Compared with AS alone, treatment with enzalutamide reduced the risk of pathological or therapeutic prostate cancer progression by 46% (hazard ratio, 0.54; 95% CI, 0.33 to 0.89).
"Patients receiving enzalutamide also had a significant improvement in the odds of a negative biopsy result, as well as significant reductions in the percentage of cancer-positive cores and odds of a secondary rise in serum PSA levels at one year compared with AS," the authors report.
Enzalutamide monotherapy was well-tolerated, with side effects consistent with the known safety profile of enzalutamide.
The authors of an invited commentary note that while outcomes at one year favored enzalutamide, the differences in the two groups at two years appeared "very similar, suggesting that the natural history of the tumor may not have been altered but patients in the enzalutamide arm had different growth kinetics while receiving active enzalutamide treatment."
"Whether this will translate into substantially delaying or abrogating the need for definitive therapy for a cohort of patients will require longer follow-up," write Dr. Susan Halabi of Duke University Medical Center, in Durham, North Carolina, and colleagues.
"While the data are encouraging," they say, "unfortunately the trial falls short in identifying those particular patients who will experience a clinical benefit from early systemic intervention with enzalutamide.
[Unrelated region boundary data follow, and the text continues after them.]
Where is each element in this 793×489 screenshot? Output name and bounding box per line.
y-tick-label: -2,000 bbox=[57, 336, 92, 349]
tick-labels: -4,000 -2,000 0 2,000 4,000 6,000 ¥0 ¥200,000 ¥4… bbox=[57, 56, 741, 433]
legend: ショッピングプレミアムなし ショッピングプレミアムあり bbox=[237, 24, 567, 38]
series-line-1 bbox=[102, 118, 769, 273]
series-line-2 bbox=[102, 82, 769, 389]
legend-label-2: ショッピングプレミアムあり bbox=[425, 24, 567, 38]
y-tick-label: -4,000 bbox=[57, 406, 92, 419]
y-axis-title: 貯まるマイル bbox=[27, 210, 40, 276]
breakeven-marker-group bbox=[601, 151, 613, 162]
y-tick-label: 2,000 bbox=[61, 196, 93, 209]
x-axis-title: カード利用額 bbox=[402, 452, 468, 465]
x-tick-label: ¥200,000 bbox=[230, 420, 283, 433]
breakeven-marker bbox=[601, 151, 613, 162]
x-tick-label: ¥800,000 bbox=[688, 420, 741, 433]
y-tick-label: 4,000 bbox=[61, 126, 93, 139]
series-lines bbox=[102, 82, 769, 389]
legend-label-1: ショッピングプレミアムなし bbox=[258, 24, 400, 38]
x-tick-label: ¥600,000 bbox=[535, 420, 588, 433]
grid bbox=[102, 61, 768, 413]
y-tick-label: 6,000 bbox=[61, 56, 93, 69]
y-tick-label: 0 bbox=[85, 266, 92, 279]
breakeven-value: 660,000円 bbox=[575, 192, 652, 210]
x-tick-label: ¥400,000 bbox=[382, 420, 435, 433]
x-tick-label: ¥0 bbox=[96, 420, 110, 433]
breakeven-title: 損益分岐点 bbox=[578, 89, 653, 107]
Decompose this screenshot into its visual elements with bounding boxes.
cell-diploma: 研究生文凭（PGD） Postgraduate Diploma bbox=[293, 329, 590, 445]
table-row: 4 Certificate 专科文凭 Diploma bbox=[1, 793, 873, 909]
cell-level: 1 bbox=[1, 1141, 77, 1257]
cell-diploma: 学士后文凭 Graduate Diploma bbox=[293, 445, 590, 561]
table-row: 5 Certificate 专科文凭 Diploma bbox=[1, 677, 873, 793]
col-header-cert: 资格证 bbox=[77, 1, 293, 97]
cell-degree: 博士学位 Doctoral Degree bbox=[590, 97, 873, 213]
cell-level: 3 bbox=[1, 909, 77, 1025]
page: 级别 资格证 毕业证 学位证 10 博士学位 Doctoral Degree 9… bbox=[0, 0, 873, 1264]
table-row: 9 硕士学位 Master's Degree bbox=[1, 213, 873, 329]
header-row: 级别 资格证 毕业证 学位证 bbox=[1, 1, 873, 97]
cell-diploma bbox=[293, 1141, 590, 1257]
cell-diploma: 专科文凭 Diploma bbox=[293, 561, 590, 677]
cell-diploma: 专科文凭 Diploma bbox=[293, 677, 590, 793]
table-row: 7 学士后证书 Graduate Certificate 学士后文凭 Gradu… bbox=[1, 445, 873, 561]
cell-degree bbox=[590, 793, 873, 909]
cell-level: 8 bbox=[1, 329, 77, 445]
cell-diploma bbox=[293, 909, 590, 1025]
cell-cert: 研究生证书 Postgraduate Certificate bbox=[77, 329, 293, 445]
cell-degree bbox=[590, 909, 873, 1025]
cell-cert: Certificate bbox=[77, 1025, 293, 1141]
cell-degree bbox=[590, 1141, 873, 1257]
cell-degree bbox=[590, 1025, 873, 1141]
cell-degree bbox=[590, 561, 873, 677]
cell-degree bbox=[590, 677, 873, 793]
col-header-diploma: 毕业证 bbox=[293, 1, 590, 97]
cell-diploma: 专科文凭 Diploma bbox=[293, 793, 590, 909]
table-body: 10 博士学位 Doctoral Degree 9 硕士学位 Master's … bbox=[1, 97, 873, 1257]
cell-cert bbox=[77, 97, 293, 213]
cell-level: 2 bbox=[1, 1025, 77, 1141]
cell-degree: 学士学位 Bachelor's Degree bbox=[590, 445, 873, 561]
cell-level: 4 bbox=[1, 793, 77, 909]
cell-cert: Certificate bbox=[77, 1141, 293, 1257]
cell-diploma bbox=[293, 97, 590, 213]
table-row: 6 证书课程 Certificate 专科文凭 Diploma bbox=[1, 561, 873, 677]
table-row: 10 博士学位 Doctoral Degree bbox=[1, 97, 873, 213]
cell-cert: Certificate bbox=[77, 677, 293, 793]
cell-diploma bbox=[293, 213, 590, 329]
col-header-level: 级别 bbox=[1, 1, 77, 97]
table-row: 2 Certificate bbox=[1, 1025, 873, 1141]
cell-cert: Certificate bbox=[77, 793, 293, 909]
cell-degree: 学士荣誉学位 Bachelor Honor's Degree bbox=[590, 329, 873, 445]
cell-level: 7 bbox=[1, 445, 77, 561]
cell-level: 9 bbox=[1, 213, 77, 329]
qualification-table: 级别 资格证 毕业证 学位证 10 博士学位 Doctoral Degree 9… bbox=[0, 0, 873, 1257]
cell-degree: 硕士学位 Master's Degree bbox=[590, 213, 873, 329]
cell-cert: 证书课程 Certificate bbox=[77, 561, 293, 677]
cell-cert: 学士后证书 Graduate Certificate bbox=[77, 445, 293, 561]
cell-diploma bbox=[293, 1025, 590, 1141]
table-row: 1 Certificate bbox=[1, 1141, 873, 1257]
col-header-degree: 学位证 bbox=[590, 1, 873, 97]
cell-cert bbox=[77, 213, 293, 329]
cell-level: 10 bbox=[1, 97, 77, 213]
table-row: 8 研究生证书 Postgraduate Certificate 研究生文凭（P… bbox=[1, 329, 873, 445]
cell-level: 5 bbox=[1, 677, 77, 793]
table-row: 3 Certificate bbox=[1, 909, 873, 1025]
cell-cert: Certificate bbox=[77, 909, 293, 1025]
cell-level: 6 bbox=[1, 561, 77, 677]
It is critical that patients with low-risk or intermediate-risk prostate cancer be followed for at least a decade with studies that are sufficiently powered to detect those differences in outcomes in various subsets of patients."
The ENACT trial was funded by Astellas Pharma Inc and Pfizer Inc, the co-developers of enzalutamide. Dr. Shore received personal fees from both companies during the study.